An exhibition about the past, present and future of flight, Feather to the Stars celebrates the role that scientific understanding of the natural world plays in mankind’s dreams of flight as a means to explore the world and the space beyond.

Award winning British design firm Casson Mann have brought their considerable storytelling expertise to the realisation of this unique gallery, and the imaginative combination of objects, artefacts, science and experiments, media and animations have delivered a rich and physical journey of discovery, inspiration and wonder.

Dedicated to an interactive exploration of the science and ingenuity of flight, Casson Mann’s task was to join paleontology, ornithology, aviation and space into one imaginatively conceived, cohesive and compelling learning experience.

An exciting collection of small and large scale objects and artefacts – including the model of a 125 million year old 30 foot dinosaur and a flock of small prehistoric birds, a suspended jet and a helicopter, The Flight Wall media installation and three types of wind tunnels – create a stunning visual snapshot of evolution and flight in the 20th Century and bring conceptual understanding to life. Together with a range of hands-on experimental, making and testing activities in the Flight Test Lab, visitors learn the principles of flight as evolved firstly in the animal kingdom, and developed by man. From biological adaptations to biomimicry in mechanical construction, a combination of media, interactives and playful activities give visitors young and old the opportunity to test how aerodynamic principles can be harnessed to overcome and control thrust, lift and drag.

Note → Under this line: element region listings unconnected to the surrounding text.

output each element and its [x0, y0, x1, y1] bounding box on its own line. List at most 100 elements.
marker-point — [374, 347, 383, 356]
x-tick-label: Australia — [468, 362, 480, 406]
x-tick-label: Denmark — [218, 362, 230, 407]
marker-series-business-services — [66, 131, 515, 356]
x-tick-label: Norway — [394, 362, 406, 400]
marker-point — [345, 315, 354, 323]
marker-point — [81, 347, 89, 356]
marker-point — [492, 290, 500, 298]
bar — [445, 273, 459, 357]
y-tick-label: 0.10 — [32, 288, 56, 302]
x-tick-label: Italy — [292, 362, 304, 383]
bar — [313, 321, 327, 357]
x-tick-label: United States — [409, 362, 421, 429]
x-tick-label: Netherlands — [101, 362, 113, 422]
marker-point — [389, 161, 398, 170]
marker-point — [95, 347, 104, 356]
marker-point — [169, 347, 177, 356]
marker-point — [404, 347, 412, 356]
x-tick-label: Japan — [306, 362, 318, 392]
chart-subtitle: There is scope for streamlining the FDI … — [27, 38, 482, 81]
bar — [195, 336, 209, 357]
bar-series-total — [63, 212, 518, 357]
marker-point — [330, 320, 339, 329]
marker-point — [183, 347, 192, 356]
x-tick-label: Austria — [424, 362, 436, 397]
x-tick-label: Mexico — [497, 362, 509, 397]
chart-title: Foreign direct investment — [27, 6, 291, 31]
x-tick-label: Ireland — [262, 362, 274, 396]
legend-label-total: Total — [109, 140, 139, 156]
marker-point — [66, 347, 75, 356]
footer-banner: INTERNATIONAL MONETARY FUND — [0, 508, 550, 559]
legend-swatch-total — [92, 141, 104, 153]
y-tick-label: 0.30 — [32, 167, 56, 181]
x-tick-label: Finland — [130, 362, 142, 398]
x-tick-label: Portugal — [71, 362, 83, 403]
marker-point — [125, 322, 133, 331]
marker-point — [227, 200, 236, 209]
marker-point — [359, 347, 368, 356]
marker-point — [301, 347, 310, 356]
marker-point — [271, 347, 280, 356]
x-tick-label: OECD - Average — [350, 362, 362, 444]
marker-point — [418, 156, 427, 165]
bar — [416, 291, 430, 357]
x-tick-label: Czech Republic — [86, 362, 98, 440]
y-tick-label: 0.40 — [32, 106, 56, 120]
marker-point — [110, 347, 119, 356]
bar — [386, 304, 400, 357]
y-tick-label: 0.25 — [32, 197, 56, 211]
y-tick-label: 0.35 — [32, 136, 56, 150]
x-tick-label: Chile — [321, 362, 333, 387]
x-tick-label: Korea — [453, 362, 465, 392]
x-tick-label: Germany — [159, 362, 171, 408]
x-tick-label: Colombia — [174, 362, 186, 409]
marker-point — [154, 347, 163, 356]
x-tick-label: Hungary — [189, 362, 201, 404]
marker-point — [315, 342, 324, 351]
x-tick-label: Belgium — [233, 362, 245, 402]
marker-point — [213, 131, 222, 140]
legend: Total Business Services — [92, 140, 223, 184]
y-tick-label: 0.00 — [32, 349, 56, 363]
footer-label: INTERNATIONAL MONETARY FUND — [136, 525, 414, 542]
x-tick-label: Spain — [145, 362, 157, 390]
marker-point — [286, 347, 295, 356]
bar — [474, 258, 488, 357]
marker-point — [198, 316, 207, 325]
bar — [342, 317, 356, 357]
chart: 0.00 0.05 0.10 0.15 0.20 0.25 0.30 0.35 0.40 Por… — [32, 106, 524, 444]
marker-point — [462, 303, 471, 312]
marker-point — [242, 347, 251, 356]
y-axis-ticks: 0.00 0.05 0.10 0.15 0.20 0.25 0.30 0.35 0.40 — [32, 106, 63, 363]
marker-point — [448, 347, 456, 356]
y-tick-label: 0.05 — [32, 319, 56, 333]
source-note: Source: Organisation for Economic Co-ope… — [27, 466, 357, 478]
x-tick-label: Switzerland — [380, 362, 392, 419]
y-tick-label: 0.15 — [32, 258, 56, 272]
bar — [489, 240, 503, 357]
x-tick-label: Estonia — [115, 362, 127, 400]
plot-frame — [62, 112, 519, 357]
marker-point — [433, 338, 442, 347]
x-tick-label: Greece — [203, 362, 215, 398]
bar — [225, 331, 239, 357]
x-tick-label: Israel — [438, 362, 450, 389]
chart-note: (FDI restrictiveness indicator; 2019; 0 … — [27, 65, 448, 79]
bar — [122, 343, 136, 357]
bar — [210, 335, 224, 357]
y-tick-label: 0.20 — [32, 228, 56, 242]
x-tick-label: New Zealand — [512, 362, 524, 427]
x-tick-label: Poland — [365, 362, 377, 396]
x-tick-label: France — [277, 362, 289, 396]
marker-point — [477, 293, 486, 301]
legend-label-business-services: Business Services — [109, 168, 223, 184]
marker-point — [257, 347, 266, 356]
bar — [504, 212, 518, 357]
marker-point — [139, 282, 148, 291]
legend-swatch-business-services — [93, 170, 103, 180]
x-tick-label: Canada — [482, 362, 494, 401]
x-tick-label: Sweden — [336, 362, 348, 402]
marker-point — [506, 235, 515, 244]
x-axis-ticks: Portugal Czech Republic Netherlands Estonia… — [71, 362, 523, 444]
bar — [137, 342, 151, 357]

Roger Mann, co founder and creative director of Casson Mann, says “It has been an exciting journey to bring the unique story of the Feathers to the Stars gallery to life, and I am proud of what we have achieved in collaboration with a passionate and committed museum team. We hope that visitors to the gallery will be inspired by the sheer ingenuity of the natural world and man’s remarkable inventiveness in the pursuit of flight”.

Casson Mann is internationally recognised for transformational permanent and temporary exhibitions and visitor experiences. Credits include the Benjamin Franklin Museum in Philadelphia, and the touring Hollywood Costume exhibition in Los Angeles, London and Melbourne; the International Centre for Cave Art in Lascaux, France; Cité du Vin in Bordeaux, France; the Natural History Museum, Imperial War Museum, Royal Maritime Museum, Science Museum, Victoria and Albert Museum, all in London, UK.